E aprender é o que elas, excluídas da conversa sobre dinheiro, patrimônio e poder durante séculos, mais precisam. Um levantamento realizado no início deste ano pela Finra (órgão de autorregulação do mercado financeiro dos Estados Unidos) indica que 40% das investidoras americanas têm baixo conhecimento sobre investimentos, em comparação com 26% dos homens investidores. O resultado se baseou nas respostas dadas em um pequeno questionário com 10 perguntas técnicas sobre o assunto. Ao mesmo tempo, o estudo identificou que 21% dos homens têm conhecimento elevado sobre investimentos. Entre elas, a fatia é de 8%.

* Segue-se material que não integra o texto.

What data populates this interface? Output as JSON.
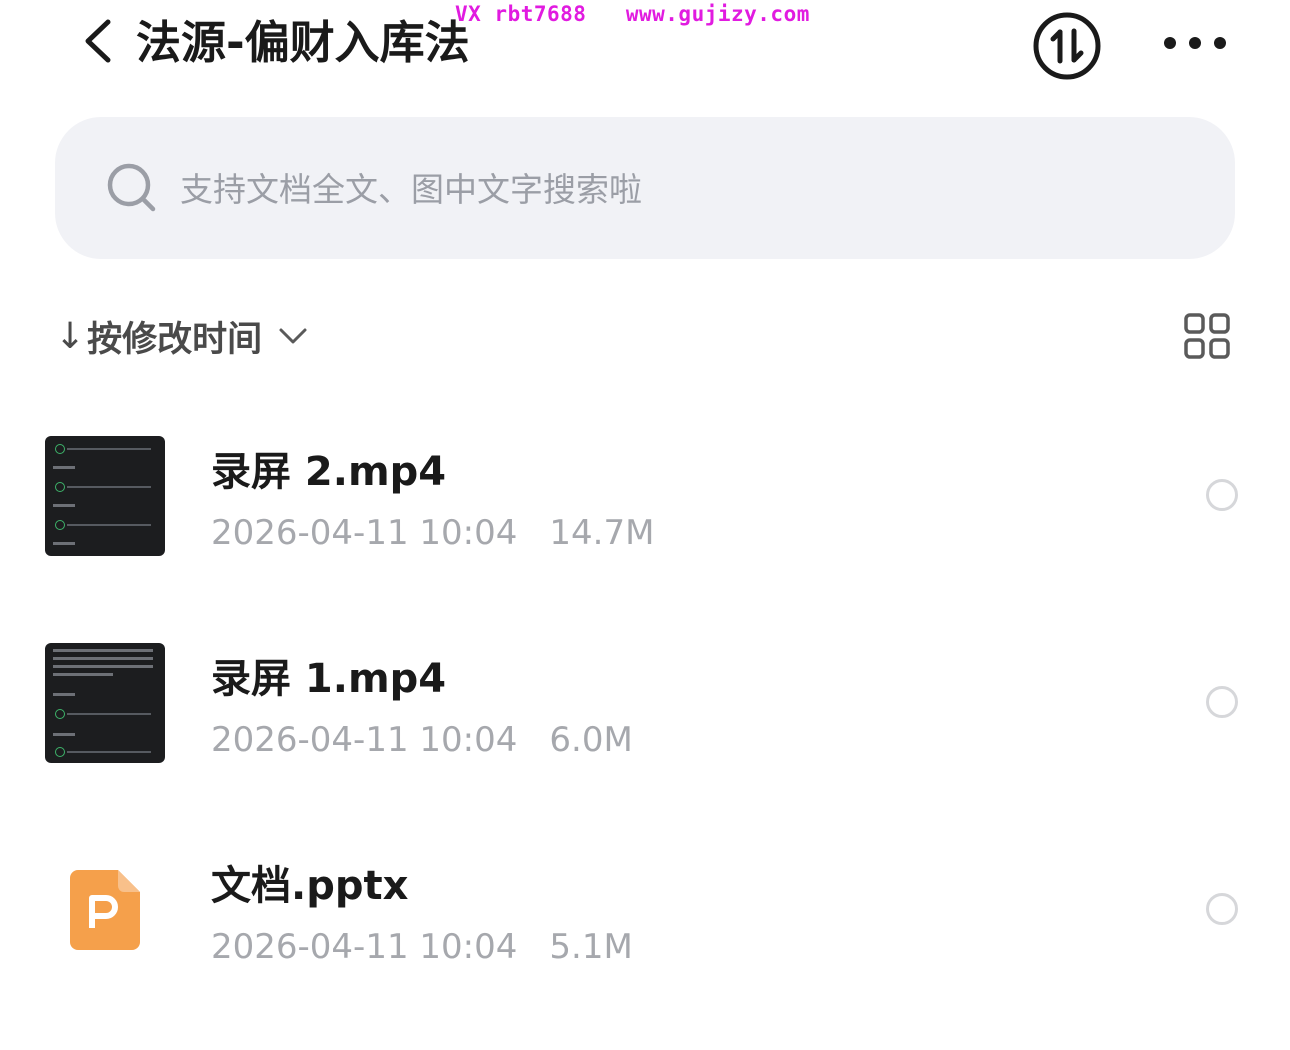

Como conhecimento e confiança caminham juntos, não é surpresa que apenas 34% das mulheres que participaram do estudo da Finra se sintam confortáveis para tomar decisões sobre investimentos, um percentual que chega a 49% entre os homens.
Dúvidas e mais dúvidas
Em geral, segundo Elaine, as mulheres que procuram o Sovinas querem entender melhor sobre investimentos para poder aplicar por conta própria. “As dúvidas iniciais são as mais recorrentes: como começar a investir, qual a melhor corretora, como montar a reserva de emergência”, explica. “Mas, como o grupo é muito heterogêneo, também surgem perguntas em relação a fundos de investimento e ações, assim como criptomoedas”. Além de permitir trocar ideias e esclarecer dúvidas pela rede social, o grupo promove eventos presenciais esporadicamente (suspensos por conta da pandemia) e até já organizou um clube do livro, com discussões mensais sobre as leituras de investimentos feitas pelas participantes.
A demanda por conhecimento é tão grande que, no caso do GIMI, virou negócio. Desde o início deste ano, as amigas unidas nas finanças por conta de um divórcio oferecem cursos online e trilhas de conhecimento para outras mulheres. “Muitas vezes é o primeiro contato que elas têm com o assunto. Elas precisam perder a vergonha”, diz Simone. Perguntar, na cara dura, é o principal conselho que Débora deixa para as mulheres que desejam se aproximar do mercado financeiro, seja para investir, seja para trabalhar. “Não devemos ter medo nem vergonha de perguntar o que queremos entender. Pergunte o quanto for necessário para decidir só quando se sentir confortável”.